There was silence for many minutes. Prue laid her hand gently upon the head of our guest, whose eyes were closed, and who breathed softly, like an infant in sleeping. Perhaps, in all the long years of anguish since that hour, no tender hand had touched his brow, nor wiped away the damps of a bitter sorrow. Perhaps the tender, maternal fingers of my wife soothed his weary head with the conviction that he felt the hand of his mother playing with the long hair of her boy in the soft West Indian morning. Perhaps it was only the natural relief of expressing a pent-up sorrow. When he spoke again, it was with the old, subdued tone, and the air of quaint solemnity.
“These things were matters of long, long ago, and I came to this country soon after. I brought with me, premature age, a past of melancholy memories, and the magic spectacles. I had become their slave. I had nothing more to fear. Having seen myself, I was compelled to see others, properly to understand my relations to them. The lights that cheer the future of other men had gone out for me. My eyes were those of an exile turned backwards upon the receding shore, and not forwards with hope upon the ocean. I mingled with men, but with little pleasure. There are but many varieties of a few types. I did not find those I came to clearer sighted than those I had left behind. I heard men called shrewd and wise, and report said they were highly intelligent and successful. But when I looked at them through my glasses, I found no halo of real manliness. My finest sense detected no aroma of purity and principle; but I saw only a fungus that had fattened and spread in a night. They all went to the theater to see actors upon the stage. I went to see actors in the boxes, so consummately cunning, that the others did not know they were acting, and they did not suspect it themselves.

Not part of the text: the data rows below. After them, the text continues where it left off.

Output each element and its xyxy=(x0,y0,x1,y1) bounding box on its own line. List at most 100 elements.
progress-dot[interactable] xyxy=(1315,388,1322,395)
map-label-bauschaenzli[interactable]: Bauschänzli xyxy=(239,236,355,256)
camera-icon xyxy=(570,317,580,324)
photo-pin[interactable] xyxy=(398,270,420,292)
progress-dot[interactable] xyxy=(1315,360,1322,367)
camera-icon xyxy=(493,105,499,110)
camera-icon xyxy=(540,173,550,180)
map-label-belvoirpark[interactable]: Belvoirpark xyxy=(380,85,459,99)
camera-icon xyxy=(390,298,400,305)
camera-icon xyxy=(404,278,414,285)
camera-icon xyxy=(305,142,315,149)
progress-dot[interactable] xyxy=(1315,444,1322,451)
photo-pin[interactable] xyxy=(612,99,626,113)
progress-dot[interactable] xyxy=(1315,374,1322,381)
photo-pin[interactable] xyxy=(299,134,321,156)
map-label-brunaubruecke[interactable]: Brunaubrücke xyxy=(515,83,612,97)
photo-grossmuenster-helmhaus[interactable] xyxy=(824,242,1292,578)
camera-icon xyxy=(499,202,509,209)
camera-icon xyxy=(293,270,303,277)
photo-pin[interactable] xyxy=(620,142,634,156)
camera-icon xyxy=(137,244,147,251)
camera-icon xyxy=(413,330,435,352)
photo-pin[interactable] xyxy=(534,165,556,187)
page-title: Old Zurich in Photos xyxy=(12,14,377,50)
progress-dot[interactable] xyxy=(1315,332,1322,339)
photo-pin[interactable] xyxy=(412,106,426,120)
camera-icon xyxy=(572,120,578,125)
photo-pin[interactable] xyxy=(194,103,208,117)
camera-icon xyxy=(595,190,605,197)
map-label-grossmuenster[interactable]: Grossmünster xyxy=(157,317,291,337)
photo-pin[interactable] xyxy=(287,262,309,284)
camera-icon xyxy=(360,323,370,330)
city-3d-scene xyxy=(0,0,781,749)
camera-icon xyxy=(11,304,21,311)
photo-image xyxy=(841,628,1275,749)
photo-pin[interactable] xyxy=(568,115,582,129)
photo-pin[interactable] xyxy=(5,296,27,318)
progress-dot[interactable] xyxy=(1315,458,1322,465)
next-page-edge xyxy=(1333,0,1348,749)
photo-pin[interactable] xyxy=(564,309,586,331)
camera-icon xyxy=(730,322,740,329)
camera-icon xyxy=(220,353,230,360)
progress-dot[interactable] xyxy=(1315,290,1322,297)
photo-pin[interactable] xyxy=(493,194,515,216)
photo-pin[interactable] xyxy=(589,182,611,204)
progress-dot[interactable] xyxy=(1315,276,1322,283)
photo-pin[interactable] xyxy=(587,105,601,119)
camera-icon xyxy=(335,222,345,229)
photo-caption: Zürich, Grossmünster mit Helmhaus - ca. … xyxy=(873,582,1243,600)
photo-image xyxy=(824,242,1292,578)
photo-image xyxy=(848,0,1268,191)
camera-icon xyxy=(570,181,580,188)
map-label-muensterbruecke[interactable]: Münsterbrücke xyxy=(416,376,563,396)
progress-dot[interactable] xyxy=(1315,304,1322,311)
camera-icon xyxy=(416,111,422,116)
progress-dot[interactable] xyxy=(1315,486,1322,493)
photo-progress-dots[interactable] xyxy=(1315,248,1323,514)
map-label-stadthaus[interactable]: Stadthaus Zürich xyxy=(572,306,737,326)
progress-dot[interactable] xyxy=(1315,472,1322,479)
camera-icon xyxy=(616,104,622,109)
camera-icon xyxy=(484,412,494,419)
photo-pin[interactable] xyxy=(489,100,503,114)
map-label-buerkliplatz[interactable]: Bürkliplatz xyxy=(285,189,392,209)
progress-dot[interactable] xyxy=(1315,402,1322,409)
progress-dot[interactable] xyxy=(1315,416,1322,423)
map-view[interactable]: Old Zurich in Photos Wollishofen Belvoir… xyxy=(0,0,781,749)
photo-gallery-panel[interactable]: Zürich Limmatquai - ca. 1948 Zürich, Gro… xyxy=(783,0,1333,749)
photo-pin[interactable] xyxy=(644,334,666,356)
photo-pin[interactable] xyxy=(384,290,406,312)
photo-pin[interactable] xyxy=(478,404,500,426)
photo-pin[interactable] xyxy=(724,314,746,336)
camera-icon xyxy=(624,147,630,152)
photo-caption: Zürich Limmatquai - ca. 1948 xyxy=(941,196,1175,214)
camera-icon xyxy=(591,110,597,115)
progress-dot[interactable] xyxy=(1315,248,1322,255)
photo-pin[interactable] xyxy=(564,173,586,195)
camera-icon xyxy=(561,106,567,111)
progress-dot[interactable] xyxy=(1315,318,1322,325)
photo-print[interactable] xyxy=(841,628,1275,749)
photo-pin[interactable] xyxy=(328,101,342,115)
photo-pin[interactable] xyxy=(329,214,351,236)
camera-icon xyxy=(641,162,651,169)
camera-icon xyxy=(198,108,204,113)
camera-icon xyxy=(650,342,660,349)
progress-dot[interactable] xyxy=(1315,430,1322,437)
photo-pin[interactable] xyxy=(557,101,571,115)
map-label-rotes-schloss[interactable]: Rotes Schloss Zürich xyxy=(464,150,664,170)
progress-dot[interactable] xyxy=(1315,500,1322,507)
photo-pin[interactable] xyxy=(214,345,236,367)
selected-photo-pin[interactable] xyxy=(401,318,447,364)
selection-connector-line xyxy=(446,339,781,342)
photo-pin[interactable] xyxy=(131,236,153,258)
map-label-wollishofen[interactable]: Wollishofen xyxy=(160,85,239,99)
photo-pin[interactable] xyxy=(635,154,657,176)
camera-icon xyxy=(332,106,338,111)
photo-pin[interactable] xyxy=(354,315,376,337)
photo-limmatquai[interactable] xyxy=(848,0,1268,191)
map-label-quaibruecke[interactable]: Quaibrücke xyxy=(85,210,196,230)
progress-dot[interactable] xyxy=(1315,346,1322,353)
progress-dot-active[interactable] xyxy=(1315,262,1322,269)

“Perhaps you wonder it did not make me misanthropical. My dear friends, do not forget that I had seen myself. It made me compassionate, not cynical. Of course I could not value highly the ordinary standards of success and excellence. When I went to church and saw a thin, blue, artificial flower, or a great sleepy cushion expounding the beauty of holiness to pews full of eagles, half-eagles, and threepences, however adroitly concealed in broadcloth and boots: or saw an onion in an Easter bonnet weeping over the sins of Magdalen, I did not feel as they felt who saw in all this, not only propriety, but piety. Or when at public meetings an eel stood up on end, and wriggled and squirmed lithely in every direction, and declared that, for his part, he went in for rainbows and hot water—how could I help seeing that he was still black and loved a slimy pool?